Component micro-benchmarks
Cholesky factorization at increasing N, fp32:
N |
LightGP CPU (Accelerate) |
LightGP Metal |
|---|---|---|
1024 |
0.84 ms |
12.0 ms |
2048 |
4.6 ms |
26.0 ms |
4096 |
41.5 ms |
88.0 ms |
Apple’s AMX matrix coprocessor wins the dense Cholesky regime on Apple
Silicon. This is a hardware result, not a software gap — Metal’s
integrated GPU has lower fp32 throughput than CPU+AMX at moderate N.

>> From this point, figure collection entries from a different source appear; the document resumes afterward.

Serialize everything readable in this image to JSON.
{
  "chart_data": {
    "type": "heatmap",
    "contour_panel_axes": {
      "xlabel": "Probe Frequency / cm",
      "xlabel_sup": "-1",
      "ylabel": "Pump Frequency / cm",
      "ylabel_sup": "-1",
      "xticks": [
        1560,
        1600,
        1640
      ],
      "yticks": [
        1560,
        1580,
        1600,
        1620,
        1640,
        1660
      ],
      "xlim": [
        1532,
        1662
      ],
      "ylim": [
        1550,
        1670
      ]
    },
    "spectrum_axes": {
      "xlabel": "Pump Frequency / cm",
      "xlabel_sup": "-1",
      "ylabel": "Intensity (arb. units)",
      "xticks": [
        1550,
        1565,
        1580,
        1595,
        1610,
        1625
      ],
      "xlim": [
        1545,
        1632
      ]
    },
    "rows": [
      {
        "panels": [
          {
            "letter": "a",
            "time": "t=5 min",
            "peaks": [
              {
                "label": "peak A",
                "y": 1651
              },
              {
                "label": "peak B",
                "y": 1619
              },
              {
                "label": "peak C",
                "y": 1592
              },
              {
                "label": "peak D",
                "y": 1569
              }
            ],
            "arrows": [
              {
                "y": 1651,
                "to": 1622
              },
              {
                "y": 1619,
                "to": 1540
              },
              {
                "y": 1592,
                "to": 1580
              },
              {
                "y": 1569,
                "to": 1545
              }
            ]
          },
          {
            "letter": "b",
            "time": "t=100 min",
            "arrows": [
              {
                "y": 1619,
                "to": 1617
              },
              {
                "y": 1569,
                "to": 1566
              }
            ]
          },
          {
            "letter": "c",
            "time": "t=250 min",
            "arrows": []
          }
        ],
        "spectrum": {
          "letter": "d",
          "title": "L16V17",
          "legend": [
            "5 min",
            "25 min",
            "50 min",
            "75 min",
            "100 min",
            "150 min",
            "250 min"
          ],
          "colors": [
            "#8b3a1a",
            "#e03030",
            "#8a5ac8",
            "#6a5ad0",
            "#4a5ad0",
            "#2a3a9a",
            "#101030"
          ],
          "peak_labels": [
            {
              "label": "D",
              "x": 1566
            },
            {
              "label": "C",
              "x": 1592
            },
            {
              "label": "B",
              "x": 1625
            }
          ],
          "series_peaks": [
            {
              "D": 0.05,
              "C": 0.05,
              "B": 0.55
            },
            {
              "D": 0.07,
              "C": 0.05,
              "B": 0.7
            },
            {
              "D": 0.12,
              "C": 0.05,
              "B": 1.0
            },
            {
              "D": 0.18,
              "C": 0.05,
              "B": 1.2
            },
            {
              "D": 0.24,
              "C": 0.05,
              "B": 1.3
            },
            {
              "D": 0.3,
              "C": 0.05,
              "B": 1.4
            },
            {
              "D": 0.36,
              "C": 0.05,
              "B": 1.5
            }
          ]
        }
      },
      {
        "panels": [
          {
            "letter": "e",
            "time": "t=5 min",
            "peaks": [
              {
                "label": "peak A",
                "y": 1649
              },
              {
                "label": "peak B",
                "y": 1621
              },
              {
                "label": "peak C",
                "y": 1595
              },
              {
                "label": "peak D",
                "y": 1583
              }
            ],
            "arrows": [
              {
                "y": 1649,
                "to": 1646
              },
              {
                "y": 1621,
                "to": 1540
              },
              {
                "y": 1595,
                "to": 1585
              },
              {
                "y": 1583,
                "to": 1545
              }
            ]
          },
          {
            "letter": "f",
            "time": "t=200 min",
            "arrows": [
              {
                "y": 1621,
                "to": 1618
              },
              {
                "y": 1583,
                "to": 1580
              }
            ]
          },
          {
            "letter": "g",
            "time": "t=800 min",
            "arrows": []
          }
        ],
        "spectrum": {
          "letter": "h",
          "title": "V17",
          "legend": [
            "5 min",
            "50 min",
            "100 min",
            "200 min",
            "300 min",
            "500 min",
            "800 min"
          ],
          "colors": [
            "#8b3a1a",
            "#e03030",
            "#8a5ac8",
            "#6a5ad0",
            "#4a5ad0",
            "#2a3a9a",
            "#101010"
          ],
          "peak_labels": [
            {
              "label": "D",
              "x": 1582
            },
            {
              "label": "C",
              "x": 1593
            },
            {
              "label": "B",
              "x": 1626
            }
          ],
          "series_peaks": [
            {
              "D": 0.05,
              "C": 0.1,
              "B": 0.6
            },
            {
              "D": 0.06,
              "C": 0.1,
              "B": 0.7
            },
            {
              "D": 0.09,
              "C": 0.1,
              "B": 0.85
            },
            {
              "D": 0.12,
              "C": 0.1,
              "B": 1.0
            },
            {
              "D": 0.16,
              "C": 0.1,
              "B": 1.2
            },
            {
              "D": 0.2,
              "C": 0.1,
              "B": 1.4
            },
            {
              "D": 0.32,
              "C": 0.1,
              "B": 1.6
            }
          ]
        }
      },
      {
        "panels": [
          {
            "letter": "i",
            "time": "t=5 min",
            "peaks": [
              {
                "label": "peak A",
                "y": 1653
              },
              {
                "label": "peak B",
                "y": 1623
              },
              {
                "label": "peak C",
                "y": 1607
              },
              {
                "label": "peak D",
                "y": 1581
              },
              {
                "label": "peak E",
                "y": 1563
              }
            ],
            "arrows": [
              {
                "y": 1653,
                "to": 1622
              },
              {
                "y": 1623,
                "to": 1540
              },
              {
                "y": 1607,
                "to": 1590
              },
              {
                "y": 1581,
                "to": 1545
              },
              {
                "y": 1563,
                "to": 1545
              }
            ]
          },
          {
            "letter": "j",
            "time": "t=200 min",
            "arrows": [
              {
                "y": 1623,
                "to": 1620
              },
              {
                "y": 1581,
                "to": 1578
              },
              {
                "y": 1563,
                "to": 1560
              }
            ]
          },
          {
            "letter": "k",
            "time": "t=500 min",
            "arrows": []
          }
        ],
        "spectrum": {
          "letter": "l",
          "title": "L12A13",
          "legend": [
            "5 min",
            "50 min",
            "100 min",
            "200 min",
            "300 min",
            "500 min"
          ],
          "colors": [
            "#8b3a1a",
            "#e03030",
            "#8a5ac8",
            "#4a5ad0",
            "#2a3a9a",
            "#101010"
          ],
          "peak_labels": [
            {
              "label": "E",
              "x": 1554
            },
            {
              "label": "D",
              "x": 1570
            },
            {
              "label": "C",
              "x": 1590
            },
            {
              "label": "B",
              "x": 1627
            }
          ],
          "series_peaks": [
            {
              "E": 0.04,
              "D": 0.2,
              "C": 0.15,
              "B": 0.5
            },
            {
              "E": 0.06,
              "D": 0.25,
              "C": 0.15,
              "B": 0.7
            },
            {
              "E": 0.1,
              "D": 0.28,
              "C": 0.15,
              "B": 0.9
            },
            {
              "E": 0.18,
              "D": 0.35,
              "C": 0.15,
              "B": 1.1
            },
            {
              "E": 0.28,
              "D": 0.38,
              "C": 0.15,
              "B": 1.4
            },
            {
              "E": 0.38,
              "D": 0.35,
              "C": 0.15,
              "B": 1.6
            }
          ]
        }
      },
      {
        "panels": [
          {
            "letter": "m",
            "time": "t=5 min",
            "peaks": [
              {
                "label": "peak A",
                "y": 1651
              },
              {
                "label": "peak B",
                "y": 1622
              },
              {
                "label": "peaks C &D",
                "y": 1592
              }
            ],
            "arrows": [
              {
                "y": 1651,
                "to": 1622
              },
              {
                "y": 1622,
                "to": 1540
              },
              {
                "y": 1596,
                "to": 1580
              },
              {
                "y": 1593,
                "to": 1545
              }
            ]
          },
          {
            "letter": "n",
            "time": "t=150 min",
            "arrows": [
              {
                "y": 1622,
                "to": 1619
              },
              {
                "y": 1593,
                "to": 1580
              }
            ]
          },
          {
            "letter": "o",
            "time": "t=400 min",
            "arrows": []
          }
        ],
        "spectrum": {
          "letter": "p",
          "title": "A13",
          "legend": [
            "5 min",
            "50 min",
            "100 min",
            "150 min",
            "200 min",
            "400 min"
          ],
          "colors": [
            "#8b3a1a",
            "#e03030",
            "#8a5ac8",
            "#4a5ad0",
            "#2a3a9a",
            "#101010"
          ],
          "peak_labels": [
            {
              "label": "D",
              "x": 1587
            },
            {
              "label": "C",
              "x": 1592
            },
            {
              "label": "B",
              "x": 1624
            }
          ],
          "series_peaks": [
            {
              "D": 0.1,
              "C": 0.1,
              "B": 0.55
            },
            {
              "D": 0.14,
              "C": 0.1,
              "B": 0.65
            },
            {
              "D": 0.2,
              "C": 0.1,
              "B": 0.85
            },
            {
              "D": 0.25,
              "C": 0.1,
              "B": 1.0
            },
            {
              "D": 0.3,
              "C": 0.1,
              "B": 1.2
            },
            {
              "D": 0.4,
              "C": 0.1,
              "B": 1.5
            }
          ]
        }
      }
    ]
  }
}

For dense Cholesky on Apple Silicon, Backend.Auto correctly picks
Backend.CPU.
Matrix-free RBF kernel-vector product on Metal vs explicit
materialization through Accelerate sgemm:
N |
Explicit (form K, then matmul) |
Matrix-free (Metal) |
Memory: explicit / free |
|---|---|---|---|
5,000 |
41.7 ms |
4 ms |
100 MB / 80 KB |
10,000 |
194 ms |
9 ms |
400 MB / 160 KB |
20,000 |
707 ms |
22 ms |
1.6 GB / 320 KB |
The ~32× speedup at N=20k is bandwidth-bound: explicit forms the
1.6 GB kernel matrix and streams it through sgemm once;
matrix-free fuses kernel construction and matvec into a single Metal
shader pass.
Reproducing the numbers
The C++ benchmark binaries live in benchmarks/ and emit JSON-per-line:
./build.sh
./build/bench_paper > paper_results.json # ~2 min full sweep
./build/bench_ski > ski_results.json # SKI specifically
./build/bench_matvec > matvec_results.json # matrix-free Kv
The Python comparison against GPyTorch:
source .venv/bin/activate
pip install torch gpytorch
python3 benchmarks/bench_gpytorch.py > gpytorch_results.json
Both sides use identical input shapes and the same fp32 dtype, so the
numbers join cleanly on (method, N, M, D).